Thanks for this - its interesting how I have come to this conclusion as well.
My reworked approach is to return a list of results with a probability or certainty score.
In the situation of someone searching for London, I need to add some sort of priority for London, UK.
My dataset is sourced from an opensource JSON file which I am now pre-processing and identifying all collisions on it.
There are so many collisions!
Could I pick your brains and you could critique my approach? Thanks

skybrian 1 month ago

I find that asking it to write a design doc first and reviewing that (both you and the bot can do reviews) gets better results.

softwaredoug 1 month ago

Sounds a lot like model training and I’ve treated this sort of programming with AI exactly like that importantly making sure I have a test/train split

Make sure there’s a holdout the agent can’t see that it’s measured against. (And make sure it doesn’t cheat)

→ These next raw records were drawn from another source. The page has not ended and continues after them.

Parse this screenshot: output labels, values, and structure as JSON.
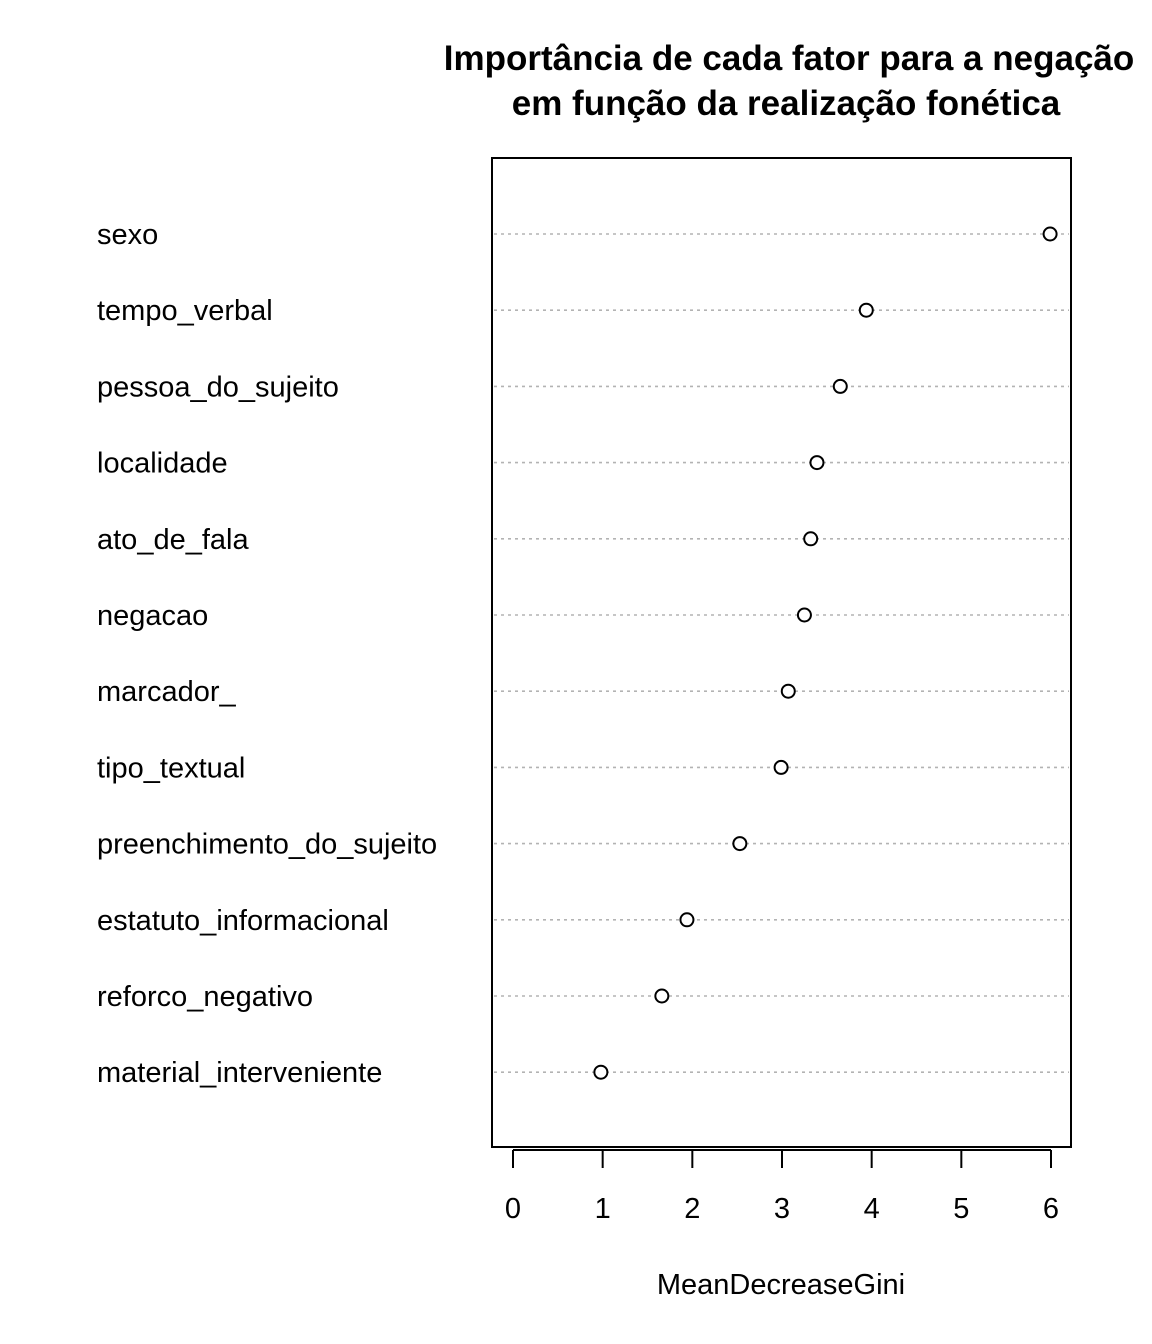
{
  "chart_data": {
    "type": "scatter",
    "subtype": "dotchart",
    "title_lines": [
      "Importância de cada fator para a negação",
      "em função da realização fonética"
    ],
    "xlabel": "MeanDecreaseGini",
    "ylabel": "",
    "xlim": [
      -0.24,
      6.24
    ],
    "xticks": [
      0,
      1,
      2,
      3,
      4,
      5,
      6
    ],
    "grid": "dotted horizontal guide lines per category",
    "legend": "none",
    "point_style": "open circle",
    "categories": [
      "sexo",
      "tempo_verbal",
      "pessoa_do_sujeito",
      "localidade",
      "ato_de_fala",
      "negacao",
      "marcador_",
      "tipo_textual",
      "preenchimento_do_sujeito",
      "estatuto_informacional",
      "reforco_negativo",
      "material_interveniente"
    ],
    "values": [
      5.99,
      3.94,
      3.65,
      3.39,
      3.32,
      3.25,
      3.07,
      2.99,
      2.53,
      1.94,
      1.66,
      0.98
    ]
  }
}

https://softwaredoug.com/blog/2026/01/17/ai-coding-needs-tes...

faxmeyourcode 1 month ago

> LLMs dont care about the story, they just care about the current state of the code

You have to tell it about the backstory. It does not know unless you write about it somewhere and give it as input to the model.

krona 1 month ago

The commit history of that repo is pretty detailed at first glance.

krona 1 month ago

If Claude read the entire commit history, wouldn't that allow it to make choices less incongruent with the direction of the project and general way of things?

px43 1 month ago

> it struggles

It does not struggle, you struggle. It is a tool you are using, and it is doing exactly what you're telling it to do. Tools take time to learn, and that's fine. Blaming the tools is counterproductive.

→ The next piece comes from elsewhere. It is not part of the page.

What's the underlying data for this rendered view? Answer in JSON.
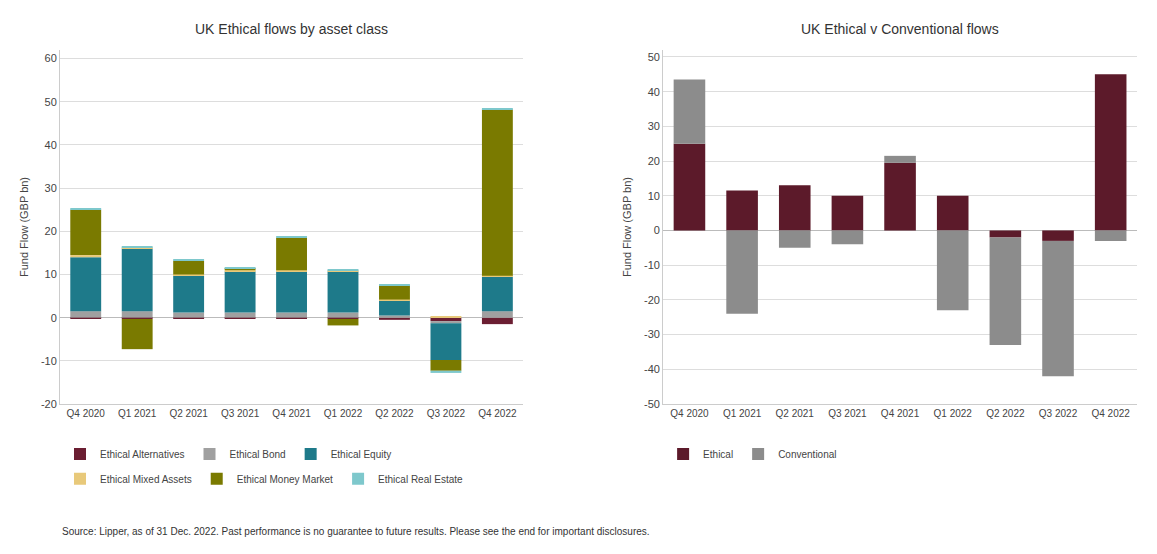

If the code is well documented, at a high level and with inline comments, and if your instructions are clear, it'll figure it out. If it makes a mistake, it's up to you to figure out where the communication broke down and figure out how to communicate more clearly and consistently.

smrq 1 month ago

"My Toyota Corolla struggles to drive up icy hills." "It doesn't struggle, you struggle." ???
It's fine to critique your own tools and their strengths and weaknesses. Claiming that any and all failures of AI are an operator skill issue is counterproductive.
zeroCalories 1 month ago
Not all tools are right for all jobs. My spoon struggles to perform open heart surgery.
- rtp4me 1 month ago
  
  But as a heart surgeon, why would you ever consider using a spoon for the job? AI/LLMs are just a tool. Your professional experience should tell you if it is the right tool. This is where industry experience comes in.
  
  1 reply →
vrighter 1 month ago

A tool is something I can tightly control. A thing that may or may not work today, and if it does, might stop working tomorrow when the model gets updated without any notification to anyone, the output of which I have to very carefully scrutinize anyway, is not a tool. It's a toy.
whateveracct 1 month ago

This sounds like coding with plaintext with extra steps.